[The following discusses plot points from the finale of Westworld season two.]
The end of Westworld’s second season made it pretty clear that the narrative would be going somewhere very different: By the time Dolores, in her new body as a Charlotte replicant, gets Bernard and the souls of the other hosts to safety, it was obvious we’d be spending some serious time outside the park in season three. (It’s also pretty clear that, barring some major shakeup, the season’s plot will still unfold with the same start-stop storytelling unevenness of the past two seasons. But hey, that’s Westworld.)
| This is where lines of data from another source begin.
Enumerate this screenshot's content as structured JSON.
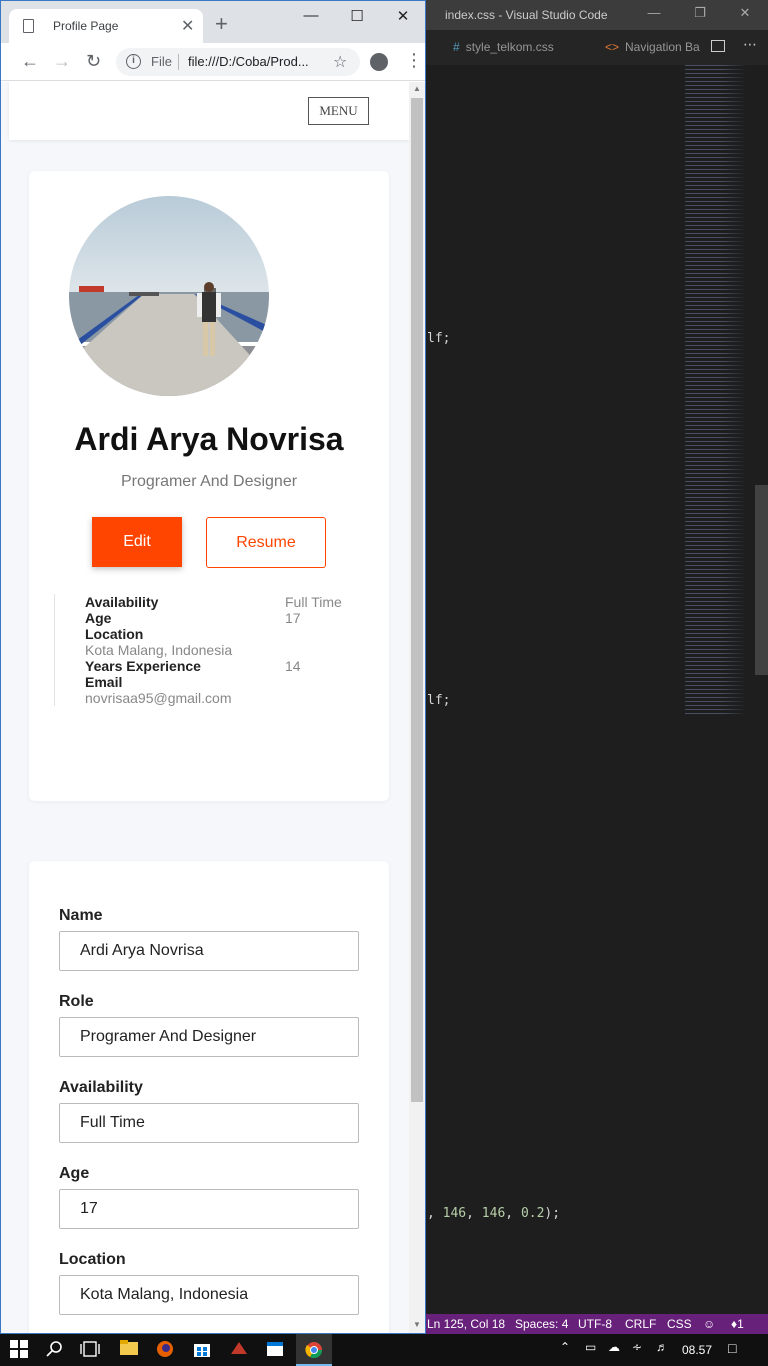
{
  "vscode": {
    "title": "index.css - Visual Studio Code",
    "tabs": [
      {
        "label": "style_telkom.css",
        "icon": "hash-icon"
      },
      {
        "label": "Navigation Ba",
        "icon": "html-icon"
      }
    ],
    "code_fragments": [
      "lf;",
      "lf;"
    ],
    "code_rgba": {
      "prefix": ", ",
      "a": "146",
      "sep1": ", ",
      "b": "146",
      "sep2": ", ",
      "c": "0.2",
      "suffix": ");"
    },
    "status": {
      "position": "Ln 125, Col 18",
      "spaces": "Spaces: 4",
      "encoding": "UTF-8",
      "eol": "CRLF",
      "language": "CSS",
      "notifications": "1"
    },
    "status_color": "#68217a"
  },
  "browser": {
    "tab_title": "Profile Page",
    "omnibox": {
      "scheme_label": "File",
      "url": "file:///D:/Coba/Prod..."
    }
  },
  "page": {
    "menu_label": "MENU",
    "profile": {
      "name": "Ardi Arya Novrisa",
      "role": "Programer And Designer",
      "edit_label": "Edit",
      "resume_label": "Resume",
      "accent_color": "#ff4500",
      "info": [
        {
          "label": "Availability",
          "value": "Full Time"
        },
        {
          "label": "Age",
          "value": "17"
        },
        {
          "label": "Location",
          "value": "Kota Malang, Indonesia"
        },
        {
          "label": "Years Experience",
          "value": "14"
        },
        {
          "label": "Email",
          "value": "novrisaa95@gmail.com"
        }
      ]
    },
    "form": [
      {
        "label": "Name",
        "value": "Ardi Arya Novrisa"
      },
      {
        "label": "Role",
        "value": "Programer And Designer"
      },
      {
        "label": "Availability",
        "value": "Full Time"
      },
      {
        "label": "Age",
        "value": "17"
      },
      {
        "label": "Location",
        "value": "Kota Malang, Indonesia"
      }
    ]
  },
  "taskbar": {
    "clock": "08.57"
  }
}
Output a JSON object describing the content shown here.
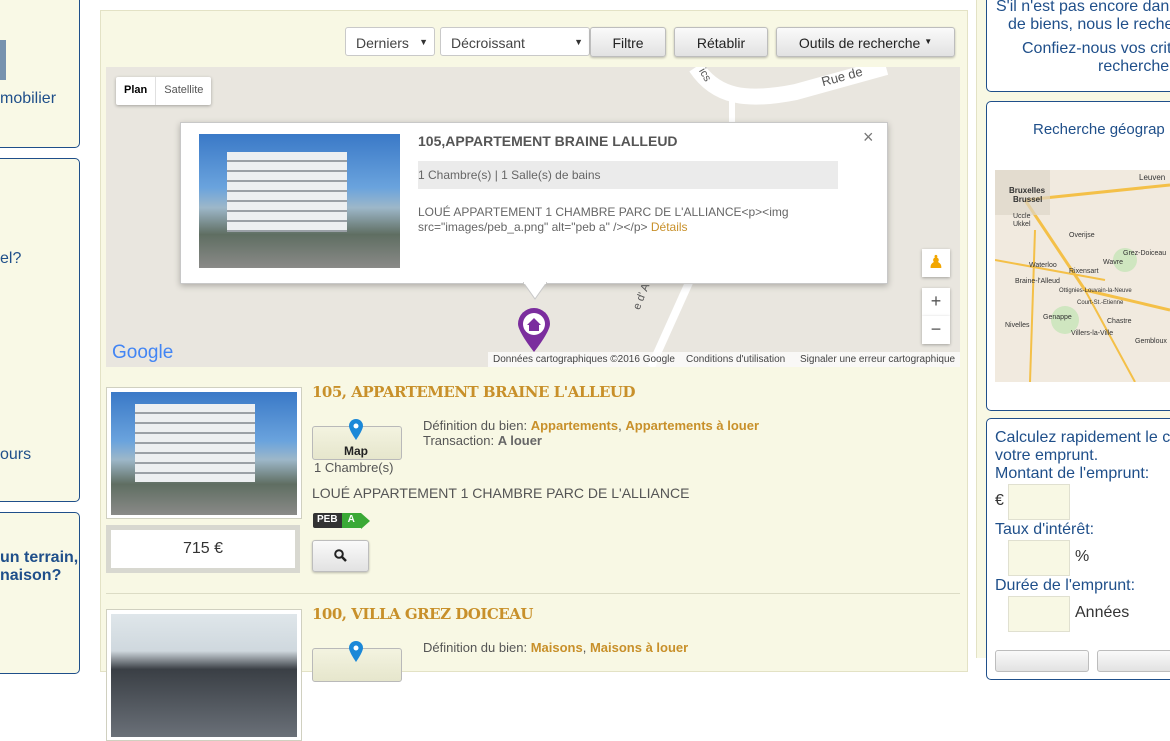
{
  "left_sidebar": {
    "link1": "mobilier",
    "link2": "el?",
    "link3": "ours",
    "heading_line1": "un terrain,",
    "heading_line2": "naison?"
  },
  "toolbar": {
    "sort_field": "Derniers",
    "sort_order": "Décroissant",
    "filter_label": "Filtre",
    "reset_label": "Rétablir",
    "tools_label": "Outils de recherche"
  },
  "map": {
    "type_plan": "Plan",
    "type_satellite": "Satellite",
    "street1": "Rue de",
    "street2": "ics",
    "street3": "e d' Autriche",
    "attribution": "Données cartographiques ©2016 Google",
    "terms": "Conditions d'utilisation",
    "report": "Signaler une erreur cartographique",
    "google_logo": "Google",
    "info": {
      "title": "105,APPARTEMENT BRAINE LALLEUD",
      "rooms": "1 Chambre(s) | 1 Salle(s) de bains",
      "desc_line1": "LOUÉ APPARTEMENT 1 CHAMBRE PARC DE L'ALLIANCE<p><img",
      "desc_line2": "src=\"images/peb_a.png\" alt=\"peb a\" /></p>",
      "details_link": "Détails",
      "close": "×"
    }
  },
  "listings": [
    {
      "title": "105, APPARTEMENT BRAINE L'ALLEUD",
      "map_label": "Map",
      "rooms": "1 Chambre(s)",
      "def_label": "Définition du bien:",
      "def_cat1": "Appartements",
      "def_sep": ",",
      "def_cat2": "Appartements à louer",
      "trans_label": "Transaction:",
      "trans_value": "A louer",
      "description": "LOUÉ APPARTEMENT 1 CHAMBRE PARC DE L'ALLIANCE",
      "peb_label": "PEB",
      "peb_grade": "A",
      "price": "715 €"
    },
    {
      "title": "100, VILLA GREZ DOICEAU",
      "def_label": "Définition du bien:",
      "def_cat1": "Maisons",
      "def_sep": ",",
      "def_cat2": "Maisons à louer"
    }
  ],
  "right_sidebar": {
    "line1": "S'il n'est pas encore dan",
    "line2": "de biens, nous le recher",
    "line3": "Confiez-nous vos crit",
    "line4": "recherche.",
    "geo_title": "Recherche géograp",
    "geo_map_labels": [
      "Bruxelles",
      "Brussel",
      "Leuven",
      "Uccle",
      "Ukkel",
      "Wavre",
      "Waterloo",
      "Rixensart",
      "Grez-Doiceau",
      "Overijse",
      "Braine-l'Alleud",
      "Ottignies-Louvain-la-Neuve",
      "Genappe",
      "Nivelles",
      "Chastre",
      "Gembloux",
      "Villers-la-Ville",
      "Court-St.-Etienne"
    ],
    "calc_line1": "Calculez rapidement le c",
    "calc_line2": "votre emprunt.",
    "amount_label": "Montant de l'emprunt:",
    "currency": "€",
    "rate_label": "Taux d'intérêt:",
    "percent": "%",
    "duration_label": "Durée de l'emprunt:",
    "years": "Années"
  },
  "colors": {
    "accent": "#c8902a",
    "link_blue": "#1f4f8a",
    "panel_bg": "#f8f8e4",
    "marker_purple": "#7b2d9e"
  }
}
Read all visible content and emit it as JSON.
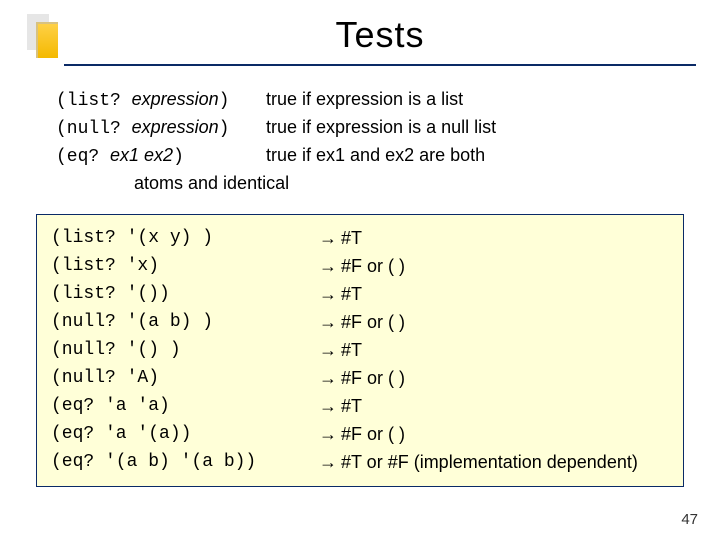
{
  "title": "Tests",
  "defs": [
    {
      "code": "(list? ",
      "arg": "expression",
      "close": ")",
      "desc": "true if expression is a list"
    },
    {
      "code": "(null? ",
      "arg": "expression",
      "close": ")",
      "desc": "true if expression is a null list"
    },
    {
      "code": "(eq? ",
      "arg": "ex1 ex2",
      "close": ")",
      "desc": "true if ex1 and ex2 are both"
    }
  ],
  "defs_cont": "atoms and identical",
  "examples": [
    {
      "expr": "(list? '(x y) )",
      "res": "#T"
    },
    {
      "expr": "(list? 'x)",
      "res": "#F or ( )"
    },
    {
      "expr": "(list? '())",
      "res": "#T"
    },
    {
      "expr": "(null? '(a b) )",
      "res": "#F or ( )"
    },
    {
      "expr": "(null? '() )",
      "res": "#T"
    },
    {
      "expr": "(null? 'A)",
      "res": "#F or ( )"
    },
    {
      "expr": "(eq? 'a 'a)",
      "res": "#T"
    },
    {
      "expr": "(eq? 'a '(a))",
      "res": "#F or ( )"
    },
    {
      "expr": "(eq? '(a b) '(a b))",
      "res": "#T or #F (implementation dependent)"
    }
  ],
  "arrow": "→",
  "pagenum": "47"
}
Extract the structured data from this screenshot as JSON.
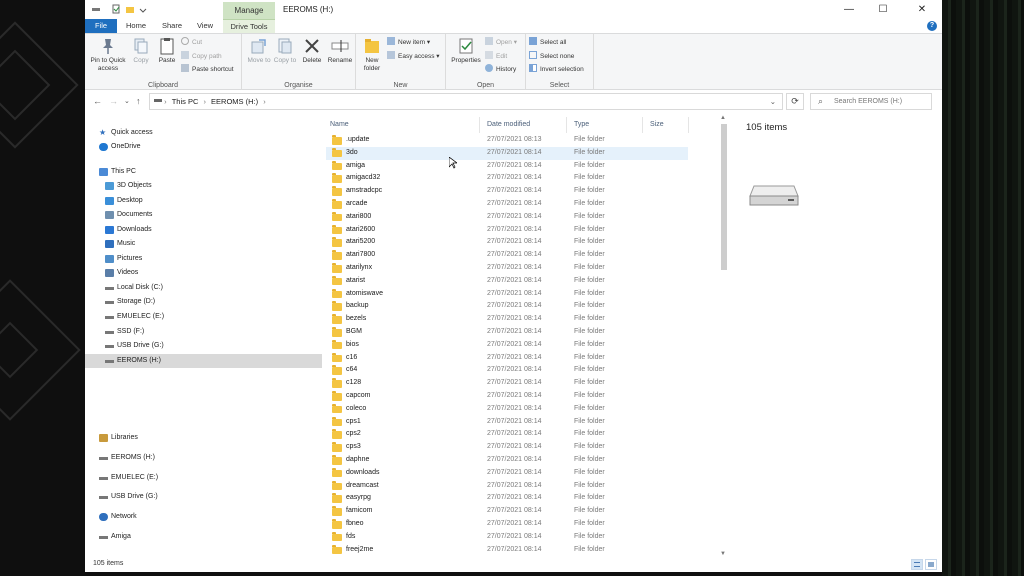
{
  "window": {
    "title": "EEROMS (H:)",
    "context_tab": "Manage",
    "controls": {
      "minimize": "—",
      "maximize": "☐",
      "close": "✕"
    }
  },
  "ribbon_tabs": [
    "File",
    "Home",
    "Share",
    "View",
    "Drive Tools"
  ],
  "help": "?",
  "ribbon": {
    "clipboard": {
      "label": "Clipboard",
      "pin": "Pin to Quick access",
      "copy": "Copy",
      "paste": "Paste",
      "cut": "Cut",
      "copy_path": "Copy path",
      "paste_shortcut": "Paste shortcut"
    },
    "organise": {
      "label": "Organise",
      "move_to": "Move to",
      "copy_to": "Copy to",
      "delete": "Delete",
      "rename": "Rename"
    },
    "new": {
      "label": "New",
      "new_folder": "New folder",
      "new_item": "New item",
      "easy_access": "Easy access"
    },
    "open": {
      "label": "Open",
      "properties": "Properties",
      "open": "Open",
      "edit": "Edit",
      "history": "History"
    },
    "select": {
      "label": "Select",
      "select_all": "Select all",
      "select_none": "Select none",
      "invert_selection": "Invert selection"
    }
  },
  "address": {
    "crumbs": [
      "This PC",
      "EEROMS (H:)"
    ],
    "search_placeholder": "Search EEROMS (H:)"
  },
  "nav": {
    "items": [
      {
        "label": "Quick access",
        "icon": "star-icon"
      },
      {
        "label": "OneDrive",
        "icon": "cloud-icon"
      },
      {
        "label": "This PC",
        "icon": "computer-icon"
      },
      {
        "label": "3D Objects",
        "icon": "cube-icon"
      },
      {
        "label": "Desktop",
        "icon": "desktop-icon"
      },
      {
        "label": "Documents",
        "icon": "document-icon"
      },
      {
        "label": "Downloads",
        "icon": "download-icon"
      },
      {
        "label": "Music",
        "icon": "music-icon"
      },
      {
        "label": "Pictures",
        "icon": "picture-icon"
      },
      {
        "label": "Videos",
        "icon": "video-icon"
      },
      {
        "label": "Local Disk (C:)",
        "icon": "drive-icon"
      },
      {
        "label": "Storage (D:)",
        "icon": "drive-icon"
      },
      {
        "label": "EMUELEC (E:)",
        "icon": "drive-icon"
      },
      {
        "label": "SSD (F:)",
        "icon": "drive-icon"
      },
      {
        "label": "USB Drive (G:)",
        "icon": "drive-icon"
      },
      {
        "label": "EEROMS (H:)",
        "icon": "drive-icon"
      },
      {
        "label": "Libraries",
        "icon": "library-icon"
      },
      {
        "label": "EEROMS (H:)",
        "icon": "drive-icon"
      },
      {
        "label": "EMUELEC (E:)",
        "icon": "drive-icon"
      },
      {
        "label": "USB Drive (G:)",
        "icon": "drive-icon"
      },
      {
        "label": "Network",
        "icon": "network-icon"
      },
      {
        "label": "Amiga",
        "icon": "drive-icon"
      }
    ]
  },
  "columns": {
    "name": "Name",
    "date": "Date modified",
    "type": "Type",
    "size": "Size"
  },
  "files": [
    {
      "name": ".update",
      "date": "27/07/2021 08:13",
      "type": "File folder"
    },
    {
      "name": "3do",
      "date": "27/07/2021 08:14",
      "type": "File folder"
    },
    {
      "name": "amiga",
      "date": "27/07/2021 08:14",
      "type": "File folder"
    },
    {
      "name": "amigacd32",
      "date": "27/07/2021 08:14",
      "type": "File folder"
    },
    {
      "name": "amstradcpc",
      "date": "27/07/2021 08:14",
      "type": "File folder"
    },
    {
      "name": "arcade",
      "date": "27/07/2021 08:14",
      "type": "File folder"
    },
    {
      "name": "atari800",
      "date": "27/07/2021 08:14",
      "type": "File folder"
    },
    {
      "name": "atari2600",
      "date": "27/07/2021 08:14",
      "type": "File folder"
    },
    {
      "name": "atari5200",
      "date": "27/07/2021 08:14",
      "type": "File folder"
    },
    {
      "name": "atari7800",
      "date": "27/07/2021 08:14",
      "type": "File folder"
    },
    {
      "name": "atarilynx",
      "date": "27/07/2021 08:14",
      "type": "File folder"
    },
    {
      "name": "atarist",
      "date": "27/07/2021 08:14",
      "type": "File folder"
    },
    {
      "name": "atomiswave",
      "date": "27/07/2021 08:14",
      "type": "File folder"
    },
    {
      "name": "backup",
      "date": "27/07/2021 08:14",
      "type": "File folder"
    },
    {
      "name": "bezels",
      "date": "27/07/2021 08:14",
      "type": "File folder"
    },
    {
      "name": "BGM",
      "date": "27/07/2021 08:14",
      "type": "File folder"
    },
    {
      "name": "bios",
      "date": "27/07/2021 08:14",
      "type": "File folder"
    },
    {
      "name": "c16",
      "date": "27/07/2021 08:14",
      "type": "File folder"
    },
    {
      "name": "c64",
      "date": "27/07/2021 08:14",
      "type": "File folder"
    },
    {
      "name": "c128",
      "date": "27/07/2021 08:14",
      "type": "File folder"
    },
    {
      "name": "capcom",
      "date": "27/07/2021 08:14",
      "type": "File folder"
    },
    {
      "name": "coleco",
      "date": "27/07/2021 08:14",
      "type": "File folder"
    },
    {
      "name": "cps1",
      "date": "27/07/2021 08:14",
      "type": "File folder"
    },
    {
      "name": "cps2",
      "date": "27/07/2021 08:14",
      "type": "File folder"
    },
    {
      "name": "cps3",
      "date": "27/07/2021 08:14",
      "type": "File folder"
    },
    {
      "name": "daphne",
      "date": "27/07/2021 08:14",
      "type": "File folder"
    },
    {
      "name": "downloads",
      "date": "27/07/2021 08:14",
      "type": "File folder"
    },
    {
      "name": "dreamcast",
      "date": "27/07/2021 08:14",
      "type": "File folder"
    },
    {
      "name": "easyrpg",
      "date": "27/07/2021 08:14",
      "type": "File folder"
    },
    {
      "name": "famicom",
      "date": "27/07/2021 08:14",
      "type": "File folder"
    },
    {
      "name": "fbneo",
      "date": "27/07/2021 08:14",
      "type": "File folder"
    },
    {
      "name": "fds",
      "date": "27/07/2021 08:14",
      "type": "File folder"
    },
    {
      "name": "freej2me",
      "date": "27/07/2021 08:14",
      "type": "File folder"
    }
  ],
  "details": {
    "items_count": "105 items",
    "icon": "drive-icon"
  },
  "status": {
    "items_count": "105 items"
  },
  "colors": {
    "accent": "#1f6fbf",
    "manage_tab": "#cfe3c4",
    "folder": "#f4c542",
    "selected": "#d9d9d9",
    "hover": "#e5f1fb"
  }
}
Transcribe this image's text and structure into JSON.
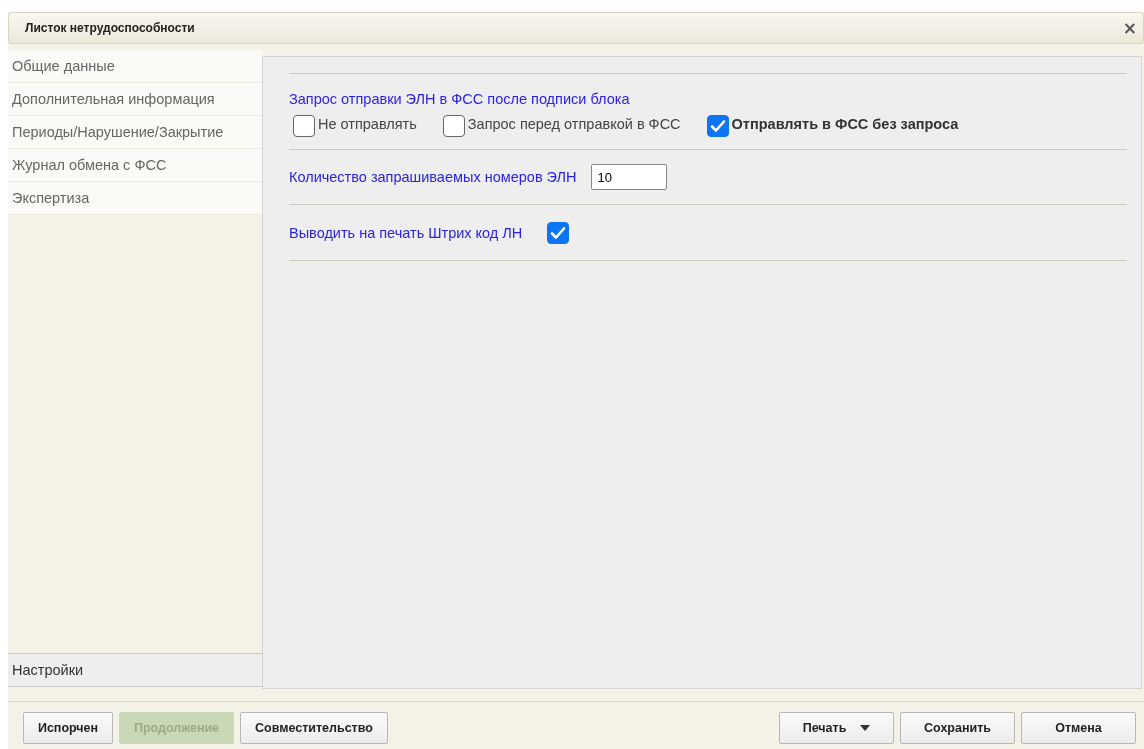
{
  "window": {
    "title": "Листок нетрудоспособности",
    "close": "×"
  },
  "sidebar": {
    "items": [
      {
        "label": "Общие данные",
        "selected": false
      },
      {
        "label": "Дополнительная информация",
        "selected": false
      },
      {
        "label": "Периоды/Нарушение/Закрытие",
        "selected": false
      },
      {
        "label": "Журнал обмена с ФСС",
        "selected": false
      },
      {
        "label": "Экспертиза",
        "selected": false
      }
    ],
    "bottom_items": [
      {
        "label": "Настройки",
        "selected": true
      }
    ]
  },
  "settings": {
    "send_request": {
      "label": "Запрос отправки ЭЛН в ФСС после подписи блока",
      "options": [
        {
          "label": "Не отправлять",
          "checked": false
        },
        {
          "label": "Запрос перед отправкой в ФСС",
          "checked": false
        },
        {
          "label": "Отправлять в ФСС без запроса",
          "checked": true
        }
      ]
    },
    "number_count": {
      "label": "Количество запрашиваемых номеров ЭЛН",
      "value": "10"
    },
    "print_barcode": {
      "label": "Выводить на печать Штрих код ЛН",
      "checked": true
    }
  },
  "footer": {
    "left_buttons": [
      {
        "label": "Испорчен",
        "disabled": false
      },
      {
        "label": "Продолжение",
        "disabled": true
      },
      {
        "label": "Совместительство",
        "disabled": false
      }
    ],
    "right_buttons": [
      {
        "label": "Печать",
        "kind": "dropdown"
      },
      {
        "label": "Сохранить",
        "kind": "plain"
      },
      {
        "label": "Отмена",
        "kind": "plain"
      }
    ]
  }
}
And now, we’re getting hints—albeit very small hints—from showrunners Lisa Joy and Jonathan Nolan about what kind of narrative elements this transition might entail. In a new interview with The Hollywood Reporter, Nolan discusses, as cryptically as possible, their plans for the third season:
I think it’s a radical shift. What’s compelling and appealing about these characters is that they’re not human. As we said in the show, humans are bound by the same loops the hosts are, in some ways even smaller. You couldn’t expect human characters to withstand and survive the kind of story that we’re telling. The hosts have a different version of mortality, a different outlook. I think clearly with Dolores, as she’s laid out, there is a longer view here, a larger set of goals. They’re existential. They span eons. And that’s a fascinating level of story to engage in.
The fact the hosts can “span eons” is the most interesting element here. It suggests there may be some toying with the idea of a “lifespan” that potentially could see the show looking far into the future, long after the current crop of humans on the series have died. (It also probably means more fucking with the timeline just for the sake of being cute.) And it suggests Dolores—back as Evan Rachel Wood, alongside god knows what character in the body of Tessa Thompson, now—may have a new frenemy to grapple with for whatever Hale is. “We have a very diabolical arc for her planned out,” says Joy of Thompson’s mysterious identity.
Unfortunately, they also said nothing on the subject of whether season three will bring back Angela Sarafyan—let alone woefully underuse her once again—even if watching her ride a horse through a line of hosts as a sentient rage virus infection was undeniably badass.